Content packs from services are automatically updated. In most cases, once a day. You can manually refresh, but whether or not you’ll see any updated data will depend on the service provider. Content packs from others in your organization will depend on the data sources used and how the person who created the content pack setup refresh.
Azure SQL Database, Azure SQL Data Warehouse, and Spark on Azure HDInsight are unique in that they are data sources in the Cloud. Because the Power BI service is also in the cloud, Power BI can connect to them live, using DirectQuery. What you see in Power BI is always in-sync and there’s no need to setup refresh.
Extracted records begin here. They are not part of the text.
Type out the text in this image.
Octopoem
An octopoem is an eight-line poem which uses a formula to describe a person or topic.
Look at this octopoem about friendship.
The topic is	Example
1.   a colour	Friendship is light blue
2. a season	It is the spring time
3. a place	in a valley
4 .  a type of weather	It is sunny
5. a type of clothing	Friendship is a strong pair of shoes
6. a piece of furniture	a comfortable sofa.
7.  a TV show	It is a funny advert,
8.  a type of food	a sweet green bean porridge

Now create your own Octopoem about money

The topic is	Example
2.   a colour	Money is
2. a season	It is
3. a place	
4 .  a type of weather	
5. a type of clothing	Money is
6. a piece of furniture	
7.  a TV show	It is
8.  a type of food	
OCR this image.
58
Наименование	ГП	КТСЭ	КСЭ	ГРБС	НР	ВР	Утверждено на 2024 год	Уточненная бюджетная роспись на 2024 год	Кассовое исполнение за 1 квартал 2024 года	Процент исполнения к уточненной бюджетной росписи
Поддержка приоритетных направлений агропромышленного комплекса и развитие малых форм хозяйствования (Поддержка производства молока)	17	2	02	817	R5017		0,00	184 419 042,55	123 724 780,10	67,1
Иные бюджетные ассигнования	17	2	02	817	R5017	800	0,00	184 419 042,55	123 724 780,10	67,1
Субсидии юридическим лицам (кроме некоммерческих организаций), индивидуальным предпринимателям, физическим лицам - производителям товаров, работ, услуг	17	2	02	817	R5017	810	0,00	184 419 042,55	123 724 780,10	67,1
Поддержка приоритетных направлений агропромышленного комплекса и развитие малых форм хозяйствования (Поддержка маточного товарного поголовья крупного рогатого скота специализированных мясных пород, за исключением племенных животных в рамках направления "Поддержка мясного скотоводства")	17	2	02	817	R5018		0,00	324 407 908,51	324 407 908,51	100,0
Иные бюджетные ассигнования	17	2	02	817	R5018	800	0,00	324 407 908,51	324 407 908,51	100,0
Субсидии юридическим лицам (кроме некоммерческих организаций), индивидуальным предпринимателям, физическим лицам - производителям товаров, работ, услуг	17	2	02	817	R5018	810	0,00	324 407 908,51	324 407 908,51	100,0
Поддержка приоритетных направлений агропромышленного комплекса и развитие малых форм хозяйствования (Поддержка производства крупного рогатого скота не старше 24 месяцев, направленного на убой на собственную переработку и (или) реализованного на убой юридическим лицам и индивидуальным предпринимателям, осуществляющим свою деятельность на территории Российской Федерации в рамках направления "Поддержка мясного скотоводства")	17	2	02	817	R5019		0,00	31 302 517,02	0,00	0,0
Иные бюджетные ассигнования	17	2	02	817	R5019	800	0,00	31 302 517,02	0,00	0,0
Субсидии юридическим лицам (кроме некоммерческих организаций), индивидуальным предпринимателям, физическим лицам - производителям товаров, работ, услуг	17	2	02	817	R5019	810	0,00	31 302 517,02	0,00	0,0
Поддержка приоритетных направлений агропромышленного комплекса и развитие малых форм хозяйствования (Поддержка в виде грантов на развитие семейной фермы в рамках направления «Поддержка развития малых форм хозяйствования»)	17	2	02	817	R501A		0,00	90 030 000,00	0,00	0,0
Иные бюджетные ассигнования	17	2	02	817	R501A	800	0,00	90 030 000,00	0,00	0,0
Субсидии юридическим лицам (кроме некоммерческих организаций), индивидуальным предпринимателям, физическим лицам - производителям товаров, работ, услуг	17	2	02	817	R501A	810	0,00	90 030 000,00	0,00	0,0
SQL Server Analysis Services is unique in that when you connect to it from Power BI, it’s a live connection just like an Azure database in the cloud, but the database itself is on a server in your organization. This type of connection requires a Power BI gateway, which is usually configured by an IT department.
Data refresh is a super important part of Power BI, and much too deep to cover here. If you want to get a thorough understanding, be sure to checkout Data Refresh in Power BI.
Considerations and Limitations
For all data sources used in the Power BI service, the following considerations and limitations apply. There are other limitations that apply to specific features, but the following list apply to the Power BI service overall:
- Dataset size limit - there is a 1 GB limit for each dataset in the Power BI service.
- Row limit - the maximum number of rows in your dataset (when not using DirectQuery) is 2 billion, with three of those rows reserved (resulting in a usable maximum of 1,999,999,997 rows); the maximum number of rows when using DirectQuery is 1 million rows.
- Column limit - the maximum number of columns allowed in a dataset, across all tables in the dataset, is 16,000 columns. This applies to the Power BI service and to datasets used in Power BI Desktop. Power BI uses an internal row number column per table included in the dataset, which means the maximum number of columns is 16,000 minus one for each table used in the dataset.